Flights and airspace in the UAE haven't been going as smoothly as expected since the start of the year. Over the weekend, the country experienced internal troubles and cancelations following a heavy rainstorm that left Dubai International Airport flooding. And then a day later, the country experienced external problems with its flights to and from the Philippines following the eruption of Taal Volcano there, a first since 1977. 

On Monday, both Emirates and Etihad Airways canceled their flights to the Asian country. A day prior, Oman Air suspended all flights to and from Manila "until further notice," providing passengers with refunds and flight transfers on flights booked on or before Jan. 12 all the way through Jan. 22. 

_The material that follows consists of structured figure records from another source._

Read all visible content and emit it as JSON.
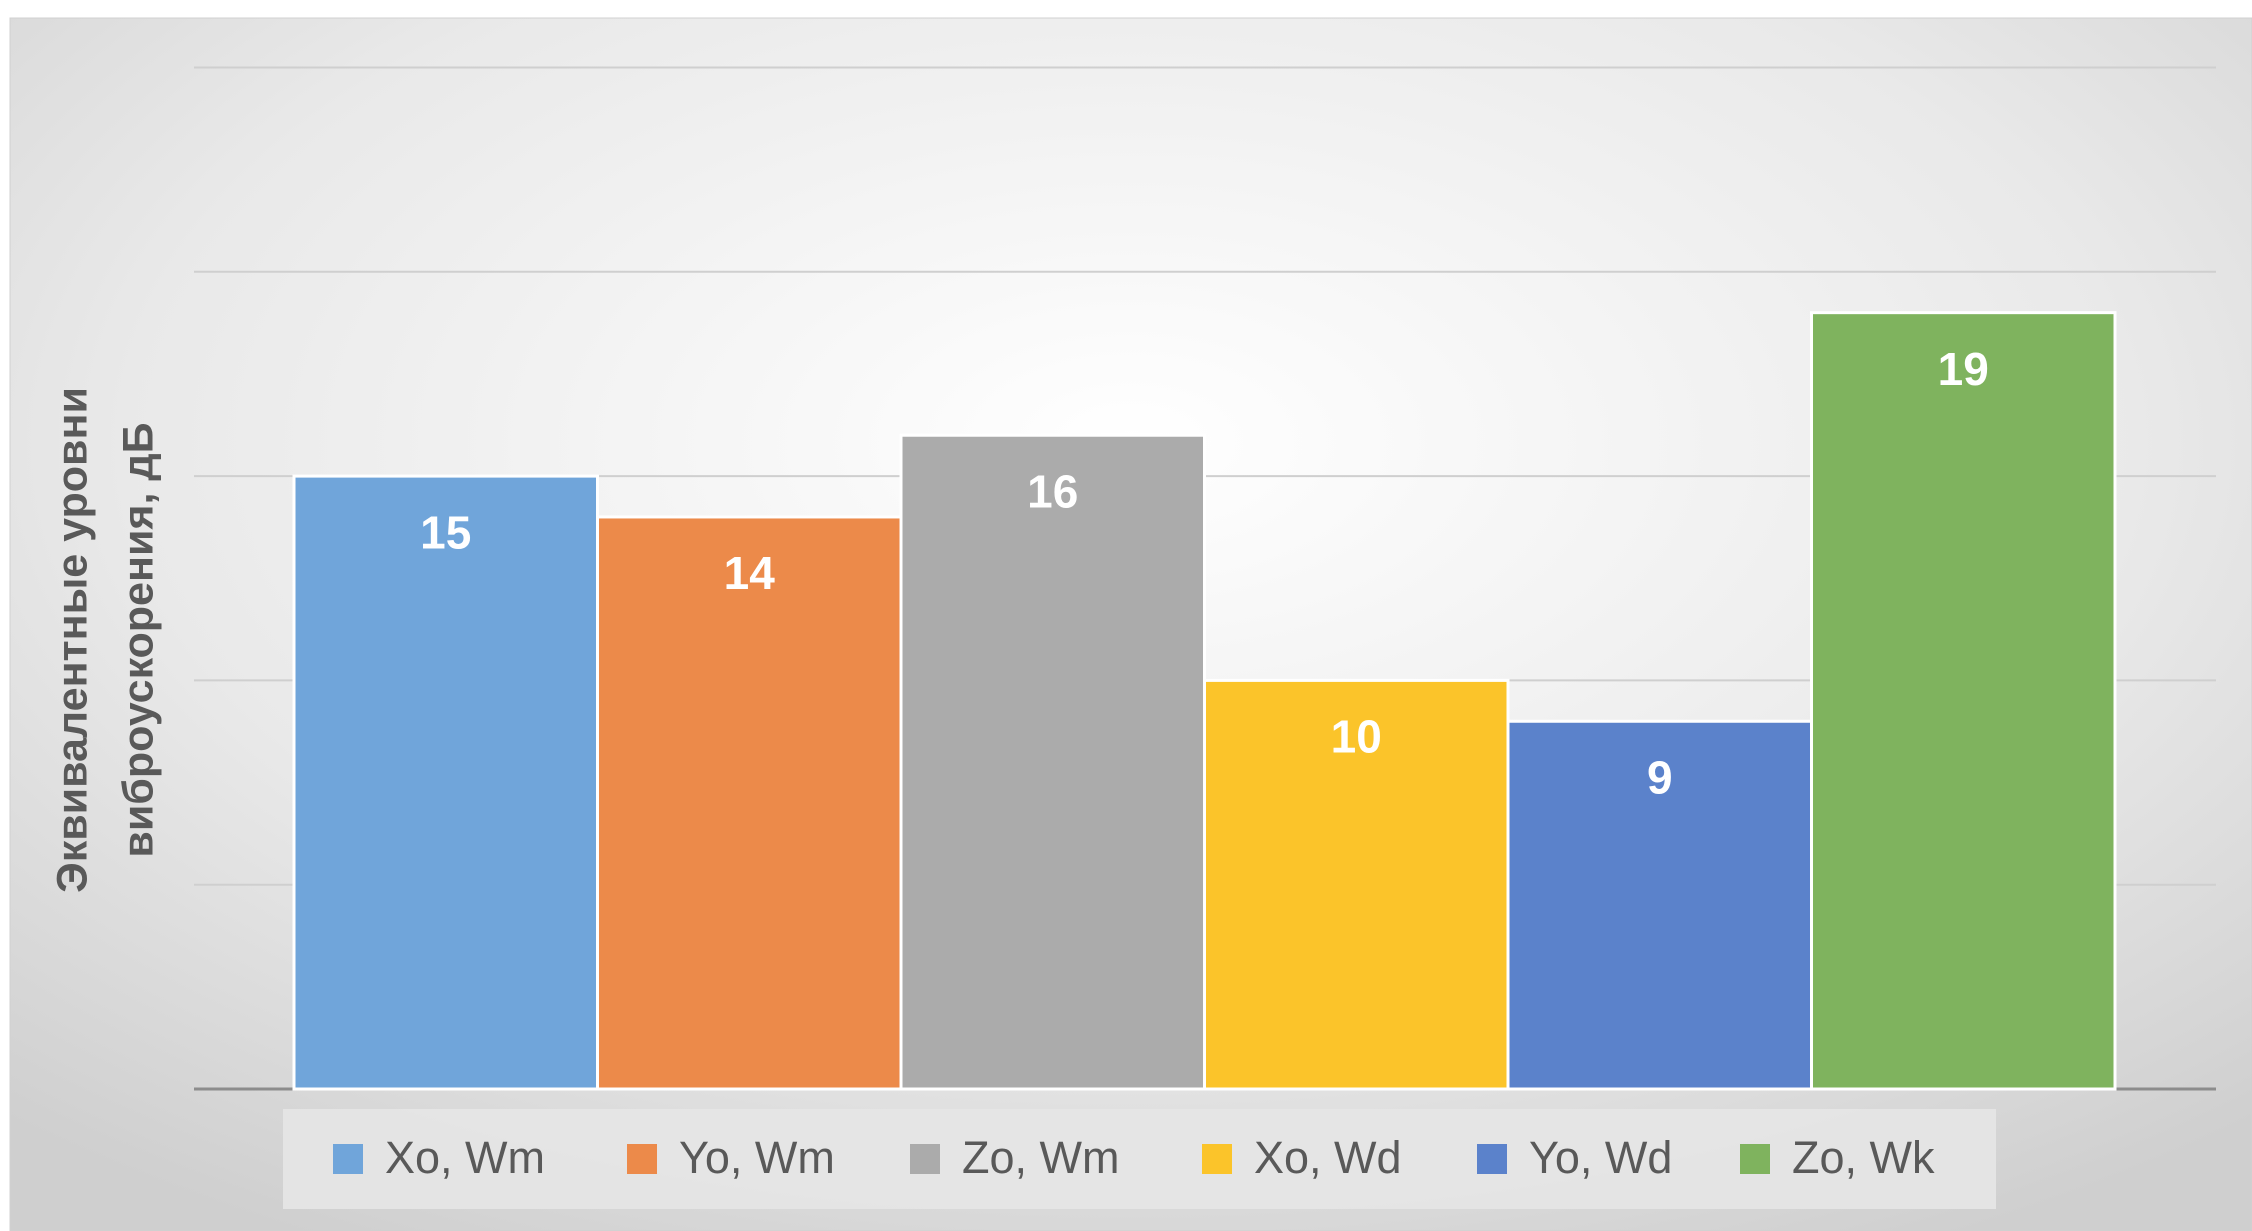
{
  "chart_data": {
    "type": "bar",
    "y_label": [
      "Эквивалентные уровни",
      "виброускорения, дБ"
    ],
    "categories": [
      null
    ],
    "series": [
      {
        "name": "Xo, Wm",
        "color": "#70a5da",
        "values": [
          15
        ]
      },
      {
        "name": "Yo, Wm",
        "color": "#ec8a4a",
        "values": [
          14
        ]
      },
      {
        "name": "Zo, Wm",
        "color": "#ababab",
        "values": [
          16
        ]
      },
      {
        "name": "Xo, Wd",
        "color": "#fbc42a",
        "values": [
          10
        ]
      },
      {
        "name": "Yo, Wd",
        "color": "#5b82cb",
        "values": [
          9
        ]
      },
      {
        "name": "Zo, Wk",
        "color": "#7fb35e",
        "values": [
          19
        ]
      }
    ],
    "ylim": [
      0,
      25
    ],
    "yticks": [
      0,
      5,
      10,
      15,
      20,
      25
    ],
    "grid": true,
    "legend": "bottom"
  }
}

As for passengers booked on Etihad, they were provided with hotel accommodation following the cancelation of the flights. In addition to the four Etihad flights that were canceled on Monday, another flight from Manila to Abu Dhabi was canceled on Tuesday as well.  

On Monday, Emirates canceled five flights to Manila: EK332, EK333, EK338, EK334, and EK335.

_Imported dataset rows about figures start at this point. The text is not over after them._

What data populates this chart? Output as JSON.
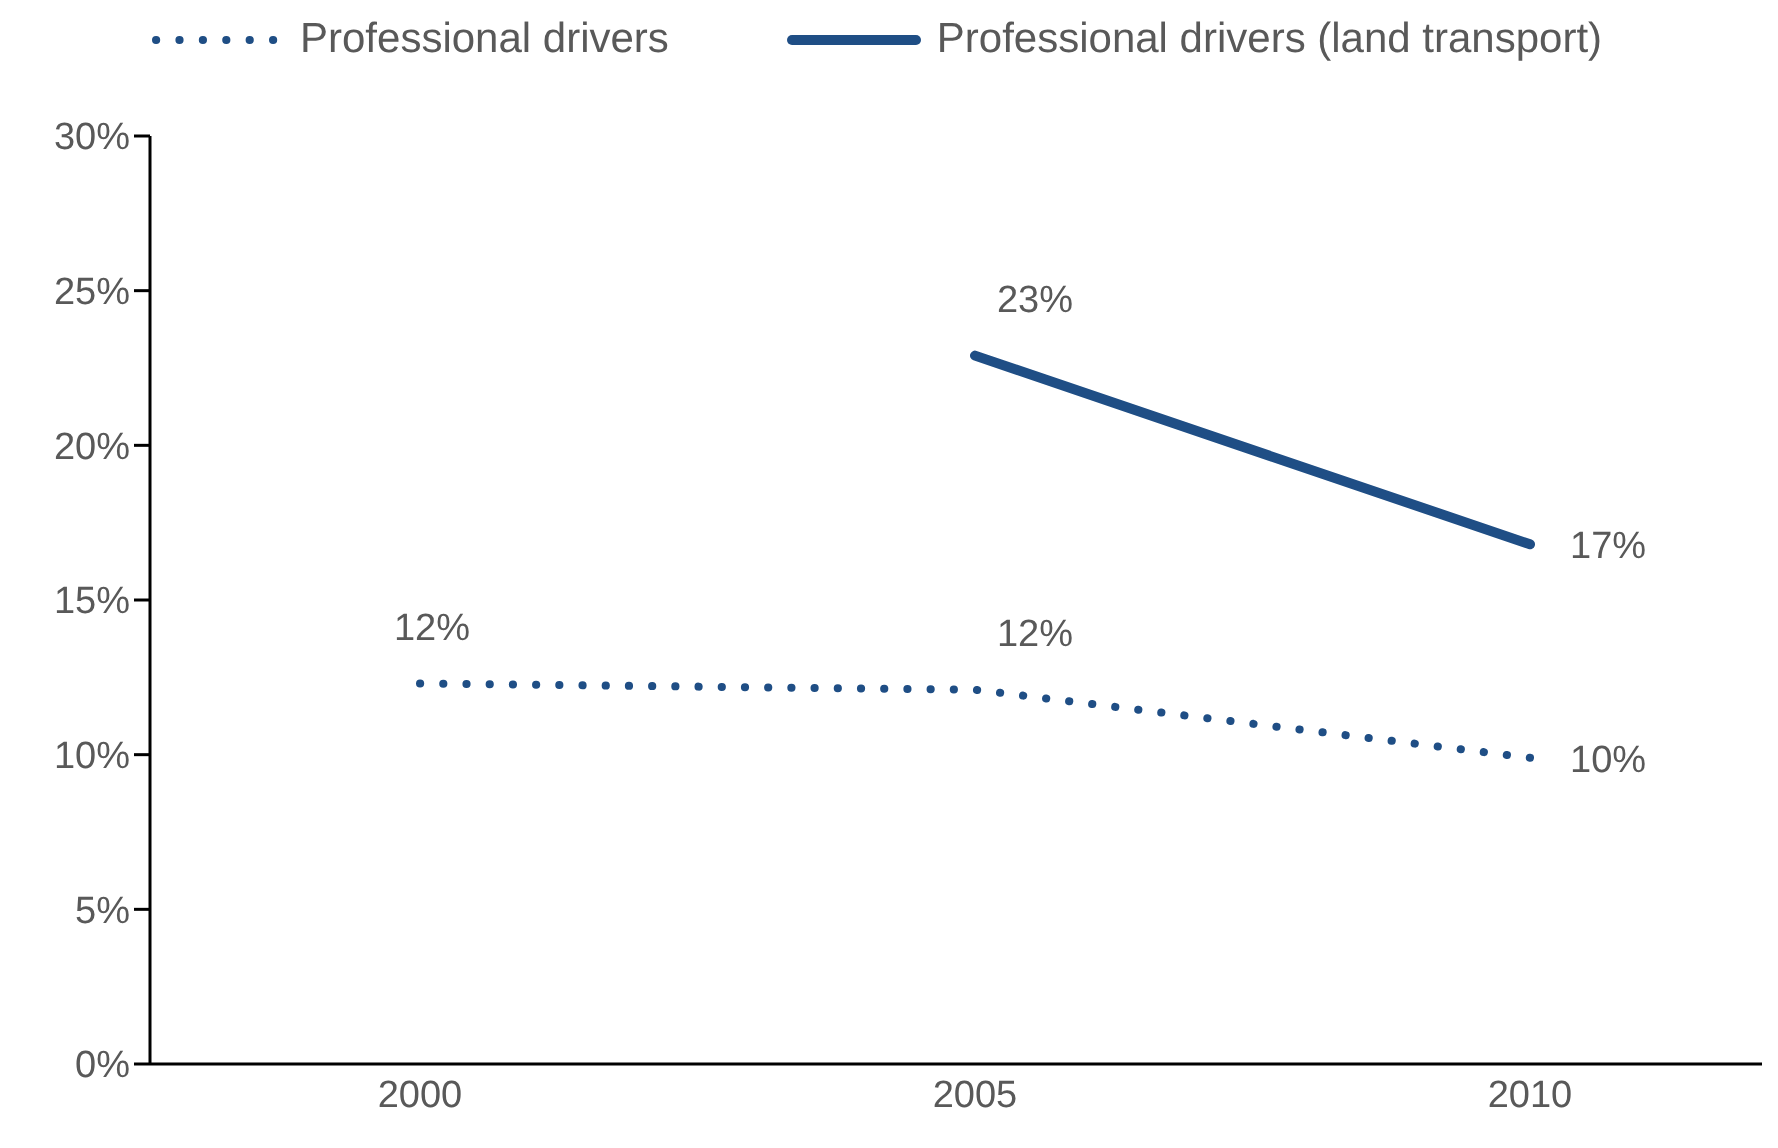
{
  "chart_data": {
    "type": "line",
    "categories": [
      "2000",
      "2005",
      "2010"
    ],
    "series": [
      {
        "name": "Professional drivers",
        "color": "#1f4e85",
        "line_style": "dotted",
        "values": [
          12.3,
          12.1,
          9.9
        ],
        "value_labels": [
          "12%",
          "12%",
          "10%"
        ]
      },
      {
        "name": "Professional drivers (land transport)",
        "color": "#1f4e85",
        "line_style": "solid",
        "values": [
          null,
          22.9,
          16.8
        ],
        "value_labels": [
          null,
          "23%",
          "17%"
        ]
      }
    ],
    "ylim": [
      0,
      30
    ],
    "yticks": [
      {
        "value": 0,
        "label": "0%"
      },
      {
        "value": 5,
        "label": "5%"
      },
      {
        "value": 10,
        "label": "10%"
      },
      {
        "value": 15,
        "label": "15%"
      },
      {
        "value": 20,
        "label": "20%"
      },
      {
        "value": 25,
        "label": "25%"
      },
      {
        "value": 30,
        "label": "30%"
      }
    ],
    "legend": "top"
  }
}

In a statement posted on Emirates' website, it was announced that all flights to Manila, Clark, and Cebu have resumed as of Jan. 14. Customers have the option to adjust their dates up to seven days for all Emirates tickets issued on or before Jan. 12.

Manila's main international airport was shut down on Sunday after a volcano erupted south of the capital. The ash, which was reported to have blown 1km upwards, forced the closure of the country's largest airport, affecting several international flights to and from Manila. According to Khaleej Times, around 500 flights were affected. 

Around 8,000 residents were evacuated as soon as the Taal Volcano began to rumble. 

The partial reopening of the airport has allowed for some flights to resume operations including both Emirates and Etihad Airways.